Membagongkan
Dua minggu yang lalu ponakkan bapakku mampir kerumah. Hampir rutin setiap weekend. Kami senantiasa menikmati obrolannya yg ndagel. Kumpulan cerita sepekan dia tumpahkan bersama sebulan udud dan kopi hitam bersama bapakku di teras.
Aku yang sedang menyambar handukku di jemuran tetiba ditanyai olehnya dengan bahasa jawa purwokertoan, kira-kira beginilah terjemahannnya.
"Fi, umurmu berapa?"
"Duapuluhlima, Mas."
"Dah ada calon belum?"
"Belum", jawabku sambil meringis kecil.
Sudah hanya begitu saja dia tanya, aku langsung masuk rumah.
Belum seminggu dia sudah datang lagi makbedunduk membawa rekannya yang mau diperkenalkan denganku, yang memang sudah dijanjikan sehari sebelumnya lewat pesan singkat bersamaan dengan foto yang sepertinya dia jepret diam-diam di tengah pekerjaan, tidak nampak jelas.
Masih tapian handuk tapi tamu sudah datang, aku buru-buru berdandan agar terlihat pantas. Ibuku sudah mempersiapkan hidangan karena diprediksi mereka akan lama bertamu.
Aku sudah hampir siap untuk menemui rekan masku itu. Serasa biasa saja tiada debar hanya sedikit malu. Aku bersalaman, menatap kerut dan sinaran matanya yang hanya sekejap namun cukup mampu memberi tahu bahwa dia senang melihatku.
Lalu aku menyalami masku dan mencium tangannya. Aku duduk bersekat satu kursi dari kawannya itu, kami saling curi pandang. Aku tahu setelah itu masku dengan sengaja meninggalkan kami berdua agar mengobrol dengan leluasa. Kami bercakap banyak hal, tentang latar belakang, aktifitas keseharian, politik, gosip artis sampai religi. Cukup nyambunglah, sangat menyenangkan.
Setelah ashar mereka berdua pamit. Setelah itu aku tak henti-hentinya memikirkan momen yang kupikir akan berkesan biasa saja. Nyatanya aku terbuai dan kusadari aku menyukainya. Untungnya kami sempat bertukar kontak, aku yang menawarkan diri lebih dulu.

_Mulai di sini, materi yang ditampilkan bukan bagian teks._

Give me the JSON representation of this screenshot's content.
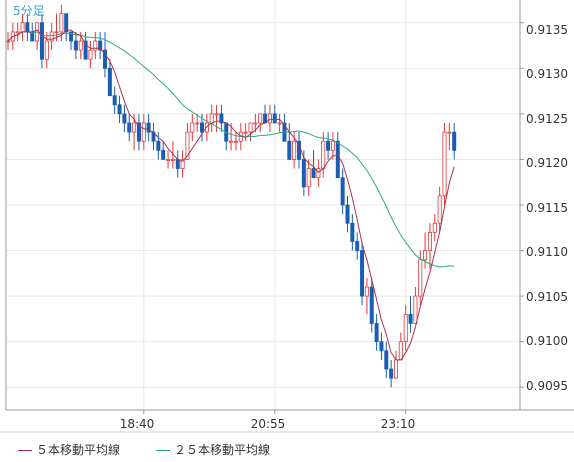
{
  "chart_data": {
    "type": "candlestick",
    "timeframe_label": "5分足",
    "y_ticks": [
      "0.9135",
      "0.9130",
      "0.9125",
      "0.9120",
      "0.9115",
      "0.9110",
      "0.9105",
      "0.9100",
      "0.9095"
    ],
    "y_tick_values": [
      0.9135,
      0.913,
      0.9125,
      0.912,
      0.9115,
      0.911,
      0.9105,
      0.91,
      0.9095
    ],
    "ylim": [
      0.90925,
      0.91375
    ],
    "x_ticks": [
      {
        "label": "18:40",
        "index": 28
      },
      {
        "label": "20:55",
        "index": 55
      },
      {
        "label": "23:10",
        "index": 82
      }
    ],
    "colors": {
      "up": "#e03a3a",
      "down": "#1a5eb4",
      "ma5": "#b0304f",
      "ma25": "#2aaa8a",
      "grid": "#e8e8e8",
      "frame": "#999999"
    },
    "candles": [
      [
        0.9133,
        0.9134,
        0.9132,
        0.9133
      ],
      [
        0.9133,
        0.9135,
        0.9132,
        0.9134
      ],
      [
        0.9134,
        0.9135,
        0.9133,
        0.9134
      ],
      [
        0.9134,
        0.9136,
        0.9133,
        0.9135
      ],
      [
        0.9135,
        0.9136,
        0.9133,
        0.9134
      ],
      [
        0.9134,
        0.9135,
        0.9133,
        0.9133
      ],
      [
        0.9133,
        0.9135,
        0.9132,
        0.9135
      ],
      [
        0.9135,
        0.9136,
        0.913,
        0.9131
      ],
      [
        0.9131,
        0.9134,
        0.913,
        0.9133
      ],
      [
        0.9133,
        0.9135,
        0.9132,
        0.9134
      ],
      [
        0.9134,
        0.9136,
        0.9133,
        0.9134
      ],
      [
        0.9134,
        0.9137,
        0.9133,
        0.9136
      ],
      [
        0.9136,
        0.9136,
        0.9133,
        0.9134
      ],
      [
        0.9134,
        0.9134,
        0.9132,
        0.9133
      ],
      [
        0.9133,
        0.9134,
        0.9131,
        0.9132
      ],
      [
        0.9132,
        0.9134,
        0.9131,
        0.9133
      ],
      [
        0.9133,
        0.9134,
        0.9131,
        0.9131
      ],
      [
        0.9131,
        0.9133,
        0.913,
        0.9132
      ],
      [
        0.9132,
        0.9134,
        0.9131,
        0.9133
      ],
      [
        0.9133,
        0.9134,
        0.9131,
        0.9132
      ],
      [
        0.9132,
        0.9134,
        0.9129,
        0.913
      ],
      [
        0.913,
        0.9131,
        0.9127,
        0.9127
      ],
      [
        0.9127,
        0.9128,
        0.9125,
        0.9126
      ],
      [
        0.9126,
        0.9127,
        0.9124,
        0.9125
      ],
      [
        0.9125,
        0.9126,
        0.9123,
        0.9124
      ],
      [
        0.9124,
        0.9125,
        0.9122,
        0.9123
      ],
      [
        0.9123,
        0.9125,
        0.9121,
        0.9124
      ],
      [
        0.9124,
        0.9125,
        0.9121,
        0.9122
      ],
      [
        0.9122,
        0.9125,
        0.9121,
        0.9124
      ],
      [
        0.9124,
        0.9125,
        0.9122,
        0.9123
      ],
      [
        0.9123,
        0.9124,
        0.9121,
        0.9122
      ],
      [
        0.9122,
        0.9123,
        0.912,
        0.9121
      ],
      [
        0.9121,
        0.9122,
        0.912,
        0.912
      ],
      [
        0.912,
        0.9121,
        0.9119,
        0.912
      ],
      [
        0.912,
        0.9122,
        0.9119,
        0.912
      ],
      [
        0.912,
        0.9121,
        0.9118,
        0.9119
      ],
      [
        0.9119,
        0.9121,
        0.9118,
        0.912
      ],
      [
        0.912,
        0.9124,
        0.912,
        0.9123
      ],
      [
        0.9123,
        0.9125,
        0.9122,
        0.9124
      ],
      [
        0.9124,
        0.9125,
        0.9123,
        0.9124
      ],
      [
        0.9124,
        0.9125,
        0.9122,
        0.9123
      ],
      [
        0.9123,
        0.9125,
        0.9122,
        0.9124
      ],
      [
        0.9124,
        0.9126,
        0.9123,
        0.9125
      ],
      [
        0.9125,
        0.9126,
        0.9123,
        0.9125
      ],
      [
        0.9125,
        0.9126,
        0.9123,
        0.9124
      ],
      [
        0.9124,
        0.9124,
        0.9121,
        0.9122
      ],
      [
        0.9122,
        0.9124,
        0.9121,
        0.9122
      ],
      [
        0.9122,
        0.9123,
        0.9121,
        0.9122
      ],
      [
        0.9122,
        0.9124,
        0.9121,
        0.9123
      ],
      [
        0.9123,
        0.9124,
        0.9122,
        0.9123
      ],
      [
        0.9123,
        0.9124,
        0.9122,
        0.9124
      ],
      [
        0.9124,
        0.9125,
        0.9123,
        0.9124
      ],
      [
        0.9124,
        0.9125,
        0.9123,
        0.9125
      ],
      [
        0.9125,
        0.9126,
        0.9124,
        0.9124
      ],
      [
        0.9124,
        0.9126,
        0.9123,
        0.9125
      ],
      [
        0.9125,
        0.9126,
        0.9124,
        0.9124
      ],
      [
        0.9124,
        0.9125,
        0.9123,
        0.9124
      ],
      [
        0.9124,
        0.9125,
        0.9122,
        0.9122
      ],
      [
        0.9122,
        0.9124,
        0.912,
        0.912
      ],
      [
        0.912,
        0.9123,
        0.9119,
        0.9122
      ],
      [
        0.9122,
        0.9123,
        0.9119,
        0.912
      ],
      [
        0.912,
        0.9121,
        0.9116,
        0.9117
      ],
      [
        0.9117,
        0.912,
        0.9116,
        0.9119
      ],
      [
        0.9119,
        0.9121,
        0.9118,
        0.9118
      ],
      [
        0.9118,
        0.912,
        0.9117,
        0.9119
      ],
      [
        0.9119,
        0.9123,
        0.9118,
        0.9122
      ],
      [
        0.9122,
        0.9123,
        0.912,
        0.9121
      ],
      [
        0.9121,
        0.9123,
        0.912,
        0.9122
      ],
      [
        0.9122,
        0.9123,
        0.9118,
        0.9118
      ],
      [
        0.9118,
        0.9119,
        0.9114,
        0.9115
      ],
      [
        0.9115,
        0.9116,
        0.9112,
        0.9113
      ],
      [
        0.9113,
        0.9114,
        0.911,
        0.9111
      ],
      [
        0.9111,
        0.9112,
        0.9109,
        0.911
      ],
      [
        0.911,
        0.9111,
        0.9104,
        0.9105
      ],
      [
        0.9105,
        0.9107,
        0.9103,
        0.9106
      ],
      [
        0.9106,
        0.9107,
        0.9101,
        0.9102
      ],
      [
        0.9102,
        0.9103,
        0.9099,
        0.91
      ],
      [
        0.91,
        0.9101,
        0.9098,
        0.9099
      ],
      [
        0.9099,
        0.91,
        0.9096,
        0.9097
      ],
      [
        0.9097,
        0.9098,
        0.9095,
        0.9096
      ],
      [
        0.9096,
        0.9099,
        0.9096,
        0.9098
      ],
      [
        0.9098,
        0.9101,
        0.9098,
        0.91
      ],
      [
        0.91,
        0.9104,
        0.9099,
        0.9103
      ],
      [
        0.9103,
        0.9105,
        0.9101,
        0.9102
      ],
      [
        0.9102,
        0.9106,
        0.9102,
        0.9105
      ],
      [
        0.9105,
        0.911,
        0.9104,
        0.9109
      ],
      [
        0.9109,
        0.9112,
        0.9108,
        0.911
      ],
      [
        0.911,
        0.9113,
        0.9108,
        0.9112
      ],
      [
        0.9112,
        0.9114,
        0.9111,
        0.9113
      ],
      [
        0.9113,
        0.9117,
        0.9112,
        0.9116
      ],
      [
        0.9116,
        0.9124,
        0.9115,
        0.9123
      ],
      [
        0.9123,
        0.9124,
        0.9121,
        0.9123
      ],
      [
        0.9123,
        0.9124,
        0.912,
        0.9121
      ]
    ]
  },
  "legend": [
    {
      "label": "５本移動平均線",
      "color": "#b0304f"
    },
    {
      "label": "２５本移動平均線",
      "color": "#2aaa8a"
    }
  ]
}
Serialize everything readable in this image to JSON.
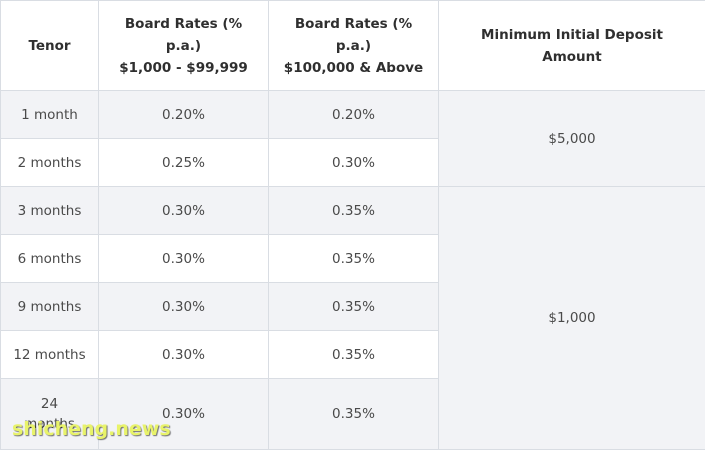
{
  "table": {
    "headers": [
      {
        "lines": [
          "Tenor"
        ]
      },
      {
        "lines": [
          "Board Rates (%",
          "p.a.)",
          "$1,000 - $99,999"
        ]
      },
      {
        "lines": [
          "Board Rates (%",
          "p.a.)",
          "$100,000 & Above"
        ]
      },
      {
        "lines": [
          "Minimum Initial Deposit",
          "Amount"
        ]
      }
    ],
    "rows": [
      {
        "tenor": "1 month",
        "rate_low": "0.20%",
        "rate_high": "0.20%"
      },
      {
        "tenor": "2 months",
        "rate_low": "0.25%",
        "rate_high": "0.30%"
      },
      {
        "tenor": "3 months",
        "rate_low": "0.30%",
        "rate_high": "0.35%"
      },
      {
        "tenor": "6 months",
        "rate_low": "0.30%",
        "rate_high": "0.35%"
      },
      {
        "tenor": "9 months",
        "rate_low": "0.30%",
        "rate_high": "0.35%"
      },
      {
        "tenor": "12 months",
        "rate_low": "0.30%",
        "rate_high": "0.35%"
      },
      {
        "tenor_lines": [
          "24",
          "months"
        ],
        "rate_low": "0.30%",
        "rate_high": "0.35%"
      }
    ],
    "deposits": [
      {
        "amount": "$5,000",
        "rows": "1-2"
      },
      {
        "amount": "$1,000",
        "rows": "3-24"
      }
    ]
  },
  "watermark": {
    "text": "shicheng.news"
  }
}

Singkat cerita, sudah tiga hari setelah perkenalan kami, nihil pesan darinya sebagai pertanda apakah dia tertarik padaku juga. Sudah cukup lama aku tidak merasakan kegundahan semcam ini semenjak masa sekolah.
Sebelumnya aku mengurungkan niatku untuk mengirim pesan padanya, toh aku duluan yang menawarkan diri bertukar nomor hp. Sebenarnya dari situ aku harap dia peka.
Boy, can you get the hint?. I'm into you.
Dan dia bakal mengirim chat setelah dia sampai dikostan. Harapku.
Dan lagi, aku bertekad mencobanya. Jika dia tidak membalas atau membuatku menunggu cukup lama. Semua itu sudah cukup sebagai bukti dia tidak memiliki ketertarikan yang sama.
Sederhana saja, aku hanya menanyai kabarnya di pesan itu, lalu aku tap icon pesawat kertas. ✓✓Sent. Berdegub dadaku menunggu balasan darinya.
Sehari setelah pesan itu terkirim, hanya terlihat dua centang abu-abu. Yahh... Sudah. Setidaknya aku sudah cukup berani mencoba.
Tak bisa bohong, hal itu menyesakkan dada. Patah dan lesu. Lalu aku menghibur diri menonton film "He's just not that into you", menjagaku tetap waras dan menangis sesenggukan setelahnya.